Standard relationship between Data Protection Officer and Company
It is common knowledge by now and understood by most companies that they not only need a Data Protection Officer but also must comply with data protection regulation in general. As more specialized data protection knowledge is often not available in-house, companies tend to hire an external Data Protection Officer (DPO) who takes over this responsibility.
Any person, often only after having taken a seminar with the local Chamber of Commerce, can offer such services to companies. Hence, as the need for external Data Protection Officers was rising over the last years, the number of external officers was sharply increasing. Furthermore, a number of specialized DPO companies popped up trying to standardize and automate as much of the required tasks to be able to service a larger number of customers at an attractive price.
As data protection is often seen as a topic that is more or less preventing business instead of supporting it and hence is not overly popular in organizations, the external officers generally try to keep their involvement as low-key as possible. This generally translates in them just performing a kick-off audit, providing a data privacy policy for the webpage, and a reference book how to react when customers exercise their rights as data subjects, e.g. demanding deletion of their data or requesting information. Data Processing Agreements may be checked upon request. And that is often all that happens.
Technical Competence of Data Protection Officers
Because Data Protection Officers often know much about the law but not enough about technology, actual GDPR conformity of the technology employed is rarely verified, resulting in data protection only on paper. Companies, on the other hand, shy away from the cost of a proper data protection audit and often do not even see the point of them.

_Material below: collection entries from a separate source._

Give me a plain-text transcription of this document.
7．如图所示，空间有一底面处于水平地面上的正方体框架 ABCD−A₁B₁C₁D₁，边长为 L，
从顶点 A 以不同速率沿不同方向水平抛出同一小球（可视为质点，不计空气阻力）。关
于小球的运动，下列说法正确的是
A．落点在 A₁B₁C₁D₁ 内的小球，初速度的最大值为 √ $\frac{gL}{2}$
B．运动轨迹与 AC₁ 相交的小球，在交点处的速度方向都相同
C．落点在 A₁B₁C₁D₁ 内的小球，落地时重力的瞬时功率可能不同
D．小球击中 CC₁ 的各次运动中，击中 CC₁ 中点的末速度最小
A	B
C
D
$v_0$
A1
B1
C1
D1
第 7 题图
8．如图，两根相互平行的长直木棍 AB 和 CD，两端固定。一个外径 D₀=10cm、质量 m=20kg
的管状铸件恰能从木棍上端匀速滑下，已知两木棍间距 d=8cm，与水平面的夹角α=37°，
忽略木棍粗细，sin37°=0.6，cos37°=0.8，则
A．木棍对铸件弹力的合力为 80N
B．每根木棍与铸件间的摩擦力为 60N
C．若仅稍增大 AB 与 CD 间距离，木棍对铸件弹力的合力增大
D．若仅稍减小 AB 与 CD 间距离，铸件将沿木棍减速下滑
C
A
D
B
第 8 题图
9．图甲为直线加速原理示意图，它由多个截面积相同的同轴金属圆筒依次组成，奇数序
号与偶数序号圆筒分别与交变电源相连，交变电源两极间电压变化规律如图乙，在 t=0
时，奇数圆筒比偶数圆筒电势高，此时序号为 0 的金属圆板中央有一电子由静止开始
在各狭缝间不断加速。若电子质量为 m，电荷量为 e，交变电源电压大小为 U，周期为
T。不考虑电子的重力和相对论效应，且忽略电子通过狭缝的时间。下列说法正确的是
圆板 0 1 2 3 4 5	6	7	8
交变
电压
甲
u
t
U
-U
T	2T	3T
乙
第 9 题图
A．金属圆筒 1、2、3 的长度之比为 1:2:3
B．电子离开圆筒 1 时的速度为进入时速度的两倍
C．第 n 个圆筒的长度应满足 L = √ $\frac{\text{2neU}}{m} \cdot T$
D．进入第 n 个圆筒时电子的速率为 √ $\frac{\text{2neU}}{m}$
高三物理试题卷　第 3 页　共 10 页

The result, all too often, is a privacy concept that is fine in theory but simply does not work in practice due to poor technical implementation.
Improper implementation of IT tools endangers GDPR compliance
Here are two examples highlighting insufficient implementation of well-intentioned privacy measures.
Case Study 1: Non-conform Use of Cookie Consent Banner
Most companies running a webpage know that they need to have a cookie consent solution requesting users for permission to store and transfer their data to certain third parties. As not to reinvent the wheel, companies mostly use a cookie consent provider to follow their legal obligation.
While the "legal" implementation is mostly standardized based on provided templates (necessary vs. marketing/additional cookies), the technical implementation is often not properly done. In many cases, the user selection either does not have any influence at all on which data is processed and transferred (the so-called placebo cookie banner), or companies have a wrong understanding of what cookie is a "necessary" one for displaying their webpage. In some cases, the refusal of cookie consent even leads to additional transfer of data, most probably due to a mistake in the technical implementation.
Case Study 2: Non-conform Use of Identity and Access Management Solution (IAM)
In today's world, most digital companies have to process personal data of their customers. To simplify processes, typically customers can sign-up and manage their personal data on their own in an online store, an e-mail client, an online seat booking system, or a member portal just to name a few. Consequently, the customer login is the heart of any customer relationship and whoever has the login credentials has access to the customer's personal data. This fact is often not well understood on board level and executives even do not know if and which Identity & Access Management tool they have in place. But it should be the core of any Data Protection initiative.
Many executives are not aware of the vulnerability of those data and use insufficient tools such as the directory function of a Content Management System (CMS). As this function was originally developed for a different purpose, even basic security standards are often not met. Bugs are often patched only with timely delay or if falls on an open-source community to solve them.
Other companies come up with their own Identity and Access Management solution but often forget that a solution needs continuous support and improvements even after the original implementation. Security audits, vulnerability tests and other security checks must be done regularly to keep the Identity & Access Management solution up to date and secure.
Finally, companies may use third party solutions to manage the personal login data of their customers. On average, this way yields the highest level of security as security expert build and update the solution continuously. However, as most solutions are provided by non-European providers, the data is all too often not stored GDPR-compliant as personal customer and data is transferred to a non-European server or to European servers of a non-European provider. This is a violation of the GDPR even though the solution might be bullet-proof in terms of technology.
Conclusion: action required
Organizations should act. Noncompliance with applicable data protection regulation is not only bad business and can result in data and reputational loss, but it can also be expensive on the legal side. Companies – and their executives and officers – may easily find themselves subject to fines and liability.
We at Engity think it is a good idea to protect personal data and comply to privacy regulation not just on paper but also in the actual technical realization; to be proactive rather than to wait for regulatory action, demands by customers, or legal action by competitors.